There is no way to predict which patient will respond to what medication. The general approach among rheumatologists in the United States is to use a TNF-alpha inhibitor if a patient doesn’t respond to methotrexate. If TNF-alpha inhibition therapy is not effective, then it is reasonable to try either Rituxan, Orencia or Actemra next. The IL-1 inhibitor, Kineret, is thought to be less effective than the other biological DMARDs, and thus is usually reserved as a “last resort” by many who treat rheumatoid arthritis. The IL-6 inhibiting drug, Actemra, is the newest biologic on the market available to the general rheumatoid arthritis population. It remains to be seen how this drug is accepted by patients and doctors, compared to Rituxan and Orencia, which have been available as alternatives to the TNF-alpha inhibiting drugs for several years now.

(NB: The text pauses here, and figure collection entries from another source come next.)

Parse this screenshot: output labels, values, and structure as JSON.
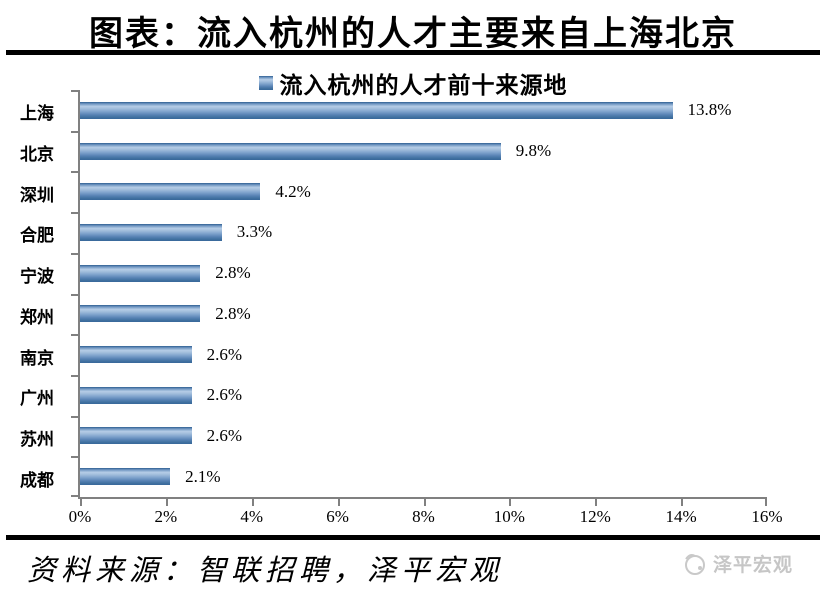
{
  "header": {
    "title": "图表：流入杭州的人才主要来自上海北京"
  },
  "chart_data": {
    "type": "bar",
    "orientation": "horizontal",
    "title": "流入杭州的人才前十来源地",
    "legend_position": "top-center",
    "grid": false,
    "categories": [
      "上海",
      "北京",
      "深圳",
      "合肥",
      "宁波",
      "郑州",
      "南京",
      "广州",
      "苏州",
      "成都"
    ],
    "values": [
      13.8,
      9.8,
      4.2,
      3.3,
      2.8,
      2.8,
      2.6,
      2.6,
      2.6,
      2.1
    ],
    "value_labels": [
      "13.8%",
      "9.8%",
      "4.2%",
      "3.3%",
      "2.8%",
      "2.8%",
      "2.6%",
      "2.6%",
      "2.6%",
      "2.1%"
    ],
    "x_tick_labels": [
      "0%",
      "2%",
      "4%",
      "6%",
      "8%",
      "10%",
      "12%",
      "14%",
      "16%"
    ],
    "xlim": [
      0,
      16
    ],
    "xlabel": "",
    "ylabel": "",
    "bar_color_dark": "#2e5e91",
    "bar_color_light": "#b6cde7",
    "axis_color": "#808080"
  },
  "footer": {
    "source": "资料来源：智联招聘，泽平宏观",
    "watermark": "泽平宏观"
  }
}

Tailoring Treatment For the Patient
Sometimes, patients and their physicians are more concerned with the convenience of a particular medication, as long as it has a fairly decent chance of working. For example, there may be some rheumatoid arthritis patients who prefer Rituxan, because the administration of that drug involves two sessions of infusion into the vein, separated by two weeks; if another course is desired, that is generally given six months later, allowing the patient to not have to make as many trips to the intravenous infusion center compared to someone on, for example, Orencia or Remicade. On the other hand, a patient might not wish to deal with Rituxan, as the actual infusion sessions (that is, the time spent sitting in the chair, hooked up to an IV pole) are significantly longer compared to, for example, Orencia.

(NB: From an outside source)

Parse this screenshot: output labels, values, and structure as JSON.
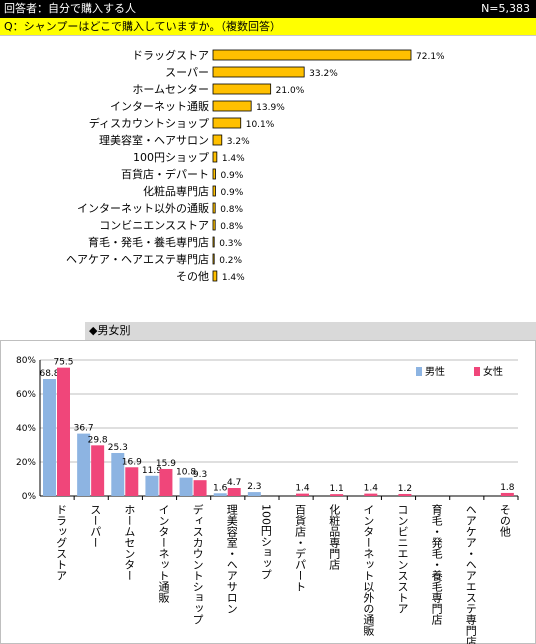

Of course, treatment must be tailored not just to patient preferences; the other health problems a patient may have must be given consideration when the choice of a drug is being considered. For example, Actemra has been shown to cause an elevation in blood pressure, and an elevation in the so-called “bad cholesterol”, the LDL. This combination of side effects is worrisome for any patient, but particularly the rheumatoid patient with a heart attack or stroke history. Clearly, a rheumatologist must know his or her patient; for, while the treatments for rheumatoid arthritis are becoming better and more varied all the time, ignorance of side effects coupled with ignorance of a patient’s medical history can result in more harm than good.